§ 354 Just Before the Shooting Started

Just before hostilities ended in 1918, a young lieutenant of my acquaintance was detailed to duty as a drill officer at a camp of colored draft troops in Mississippi.

He said that late one night he was returning from a near-by town to his quarters. As he neared the sentry lines, out of the darkness came a voice calling: “Halt!”

He halted, gave the countersign and started on. Immediately, in the gloom, there was a rattle as of a rifle being shifted in the sentry’s hands and again the same voice cried: “Halt!”

“You’ve halted me once already,” he said sharply, rightly figuring that the unseen one must be a green trooper, “and I’ve given you the password. What more do you want?”

“But, boss,” said the sentry, drawing nearer, “I don’t know you.”

“Very probable,” said the captain. “What has that got to do with it?”

“It’s got a whole heap to do wid it.
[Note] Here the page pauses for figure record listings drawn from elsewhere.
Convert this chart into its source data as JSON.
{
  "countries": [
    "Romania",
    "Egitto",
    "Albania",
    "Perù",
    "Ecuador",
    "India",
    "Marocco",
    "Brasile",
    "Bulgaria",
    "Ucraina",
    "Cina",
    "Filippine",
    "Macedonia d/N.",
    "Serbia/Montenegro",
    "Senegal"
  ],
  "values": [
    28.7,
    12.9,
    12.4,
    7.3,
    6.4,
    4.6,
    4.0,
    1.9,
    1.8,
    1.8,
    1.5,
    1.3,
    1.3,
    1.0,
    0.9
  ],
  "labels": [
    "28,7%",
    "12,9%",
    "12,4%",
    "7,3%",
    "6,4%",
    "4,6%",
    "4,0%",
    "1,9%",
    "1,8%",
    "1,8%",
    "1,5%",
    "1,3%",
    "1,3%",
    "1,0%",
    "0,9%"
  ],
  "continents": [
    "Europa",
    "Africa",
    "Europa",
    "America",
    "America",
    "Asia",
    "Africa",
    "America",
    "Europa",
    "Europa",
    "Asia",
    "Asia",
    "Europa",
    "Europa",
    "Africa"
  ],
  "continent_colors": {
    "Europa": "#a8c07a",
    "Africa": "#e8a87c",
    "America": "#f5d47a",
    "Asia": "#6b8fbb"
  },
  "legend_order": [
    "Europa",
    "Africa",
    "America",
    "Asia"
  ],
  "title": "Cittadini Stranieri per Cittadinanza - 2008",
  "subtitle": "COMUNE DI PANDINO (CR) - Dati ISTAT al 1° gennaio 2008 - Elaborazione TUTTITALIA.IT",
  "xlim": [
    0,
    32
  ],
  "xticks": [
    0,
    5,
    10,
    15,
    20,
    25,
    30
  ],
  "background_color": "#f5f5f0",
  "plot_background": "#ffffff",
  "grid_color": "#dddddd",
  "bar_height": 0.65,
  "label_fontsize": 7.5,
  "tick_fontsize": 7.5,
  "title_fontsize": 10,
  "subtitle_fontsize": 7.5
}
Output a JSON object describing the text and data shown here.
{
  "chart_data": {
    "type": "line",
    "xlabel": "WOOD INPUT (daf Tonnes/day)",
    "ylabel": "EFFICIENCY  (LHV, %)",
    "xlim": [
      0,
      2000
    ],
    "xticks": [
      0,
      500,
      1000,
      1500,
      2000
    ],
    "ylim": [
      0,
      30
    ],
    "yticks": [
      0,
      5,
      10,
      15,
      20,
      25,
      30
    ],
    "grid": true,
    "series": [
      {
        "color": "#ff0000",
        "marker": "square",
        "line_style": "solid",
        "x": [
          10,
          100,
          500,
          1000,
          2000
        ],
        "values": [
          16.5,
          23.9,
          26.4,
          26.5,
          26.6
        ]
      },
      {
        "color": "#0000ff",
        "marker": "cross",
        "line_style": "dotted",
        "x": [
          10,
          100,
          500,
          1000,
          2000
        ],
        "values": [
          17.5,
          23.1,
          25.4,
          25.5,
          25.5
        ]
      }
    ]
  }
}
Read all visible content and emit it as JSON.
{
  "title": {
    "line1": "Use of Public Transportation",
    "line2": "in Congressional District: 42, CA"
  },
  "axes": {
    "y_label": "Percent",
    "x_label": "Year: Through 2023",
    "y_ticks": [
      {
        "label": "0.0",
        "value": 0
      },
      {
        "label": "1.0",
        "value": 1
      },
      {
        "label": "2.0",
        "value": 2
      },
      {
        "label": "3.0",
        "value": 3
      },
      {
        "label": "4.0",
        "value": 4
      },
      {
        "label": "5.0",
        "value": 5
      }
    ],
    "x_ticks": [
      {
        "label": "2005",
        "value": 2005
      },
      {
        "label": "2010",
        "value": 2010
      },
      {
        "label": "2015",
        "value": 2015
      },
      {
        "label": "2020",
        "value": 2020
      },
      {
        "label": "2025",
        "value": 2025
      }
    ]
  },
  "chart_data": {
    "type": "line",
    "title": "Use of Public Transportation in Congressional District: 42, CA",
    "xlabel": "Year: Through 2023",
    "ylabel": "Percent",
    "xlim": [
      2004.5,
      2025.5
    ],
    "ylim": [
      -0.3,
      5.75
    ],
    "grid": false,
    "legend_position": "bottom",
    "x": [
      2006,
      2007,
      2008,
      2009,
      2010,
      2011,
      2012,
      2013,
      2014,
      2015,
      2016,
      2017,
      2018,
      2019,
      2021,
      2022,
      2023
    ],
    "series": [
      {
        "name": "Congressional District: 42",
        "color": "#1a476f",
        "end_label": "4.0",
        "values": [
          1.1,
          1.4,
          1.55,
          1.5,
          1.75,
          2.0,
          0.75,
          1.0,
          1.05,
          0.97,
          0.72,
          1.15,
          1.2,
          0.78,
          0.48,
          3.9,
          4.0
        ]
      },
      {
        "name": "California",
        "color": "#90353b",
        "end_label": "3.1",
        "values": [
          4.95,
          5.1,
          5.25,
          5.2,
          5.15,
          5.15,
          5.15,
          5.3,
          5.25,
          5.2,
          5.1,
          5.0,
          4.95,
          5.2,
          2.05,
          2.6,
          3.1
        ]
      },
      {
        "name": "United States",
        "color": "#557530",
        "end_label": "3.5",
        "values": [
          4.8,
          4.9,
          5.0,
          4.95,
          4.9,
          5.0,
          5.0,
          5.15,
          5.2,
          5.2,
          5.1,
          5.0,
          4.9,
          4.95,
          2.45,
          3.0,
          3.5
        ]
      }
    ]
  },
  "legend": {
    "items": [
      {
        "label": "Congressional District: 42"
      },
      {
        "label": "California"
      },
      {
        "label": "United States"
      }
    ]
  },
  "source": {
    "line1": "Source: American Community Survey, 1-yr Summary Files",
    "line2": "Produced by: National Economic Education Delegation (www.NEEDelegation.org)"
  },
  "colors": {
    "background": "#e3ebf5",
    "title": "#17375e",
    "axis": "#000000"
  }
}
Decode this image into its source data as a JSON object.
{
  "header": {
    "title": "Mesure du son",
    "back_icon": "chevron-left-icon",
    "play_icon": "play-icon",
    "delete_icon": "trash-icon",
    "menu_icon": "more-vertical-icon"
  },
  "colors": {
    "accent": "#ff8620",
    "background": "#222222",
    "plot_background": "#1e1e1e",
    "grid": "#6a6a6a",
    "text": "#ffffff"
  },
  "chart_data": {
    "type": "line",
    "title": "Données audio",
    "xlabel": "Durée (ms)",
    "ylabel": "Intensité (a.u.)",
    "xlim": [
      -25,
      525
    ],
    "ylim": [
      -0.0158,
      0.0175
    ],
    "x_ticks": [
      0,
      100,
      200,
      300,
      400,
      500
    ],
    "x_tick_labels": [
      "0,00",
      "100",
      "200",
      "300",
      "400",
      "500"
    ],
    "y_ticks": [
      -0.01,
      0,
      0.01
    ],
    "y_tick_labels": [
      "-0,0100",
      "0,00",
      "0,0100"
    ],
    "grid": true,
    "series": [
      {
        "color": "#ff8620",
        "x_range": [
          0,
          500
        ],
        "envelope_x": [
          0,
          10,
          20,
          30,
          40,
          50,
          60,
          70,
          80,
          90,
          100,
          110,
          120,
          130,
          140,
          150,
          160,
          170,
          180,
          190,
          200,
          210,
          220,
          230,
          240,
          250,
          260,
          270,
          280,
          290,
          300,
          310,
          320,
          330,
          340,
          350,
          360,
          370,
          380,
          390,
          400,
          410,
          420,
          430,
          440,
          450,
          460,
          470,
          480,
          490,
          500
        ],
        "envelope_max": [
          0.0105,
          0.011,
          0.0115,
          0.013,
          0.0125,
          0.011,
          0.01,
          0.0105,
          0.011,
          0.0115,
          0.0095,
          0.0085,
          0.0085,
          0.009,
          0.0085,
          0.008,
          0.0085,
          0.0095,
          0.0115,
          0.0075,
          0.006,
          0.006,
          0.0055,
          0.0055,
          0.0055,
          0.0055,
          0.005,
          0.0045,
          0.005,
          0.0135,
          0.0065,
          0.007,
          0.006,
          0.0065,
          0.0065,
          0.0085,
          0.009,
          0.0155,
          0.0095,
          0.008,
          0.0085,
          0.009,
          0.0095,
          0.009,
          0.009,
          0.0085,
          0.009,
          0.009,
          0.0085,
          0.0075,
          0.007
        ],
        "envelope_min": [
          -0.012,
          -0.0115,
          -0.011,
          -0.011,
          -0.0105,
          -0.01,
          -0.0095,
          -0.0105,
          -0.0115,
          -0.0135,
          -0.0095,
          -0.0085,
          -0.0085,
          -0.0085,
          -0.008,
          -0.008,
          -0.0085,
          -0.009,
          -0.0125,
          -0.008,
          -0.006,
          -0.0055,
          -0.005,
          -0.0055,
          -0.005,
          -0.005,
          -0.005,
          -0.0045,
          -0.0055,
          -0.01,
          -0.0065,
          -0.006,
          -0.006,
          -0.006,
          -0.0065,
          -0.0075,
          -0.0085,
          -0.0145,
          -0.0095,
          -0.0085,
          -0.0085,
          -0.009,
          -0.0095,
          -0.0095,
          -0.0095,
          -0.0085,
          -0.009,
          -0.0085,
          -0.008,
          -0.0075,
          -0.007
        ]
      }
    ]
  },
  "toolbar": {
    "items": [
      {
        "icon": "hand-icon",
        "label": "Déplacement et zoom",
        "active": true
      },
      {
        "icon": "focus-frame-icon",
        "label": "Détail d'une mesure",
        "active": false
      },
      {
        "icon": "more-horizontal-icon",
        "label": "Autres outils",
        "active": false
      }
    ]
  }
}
W’en the sergeant put me yere to-night he p’intedly sez to me dat ef somebody comes by w’ich is a stranger to me I is to cry ‘Halt!’ th’ee times an’ den shoot ’im.”

§ 355 The Limit of Helplessness

Only too often does the average after-dinner speaker reach a point where he has nothing to say and yet feels that he must say it. Usually he does, too,—at great length. I know, because in my time, before I reformed, I was addicted to the vice of after-dinner speaking myself.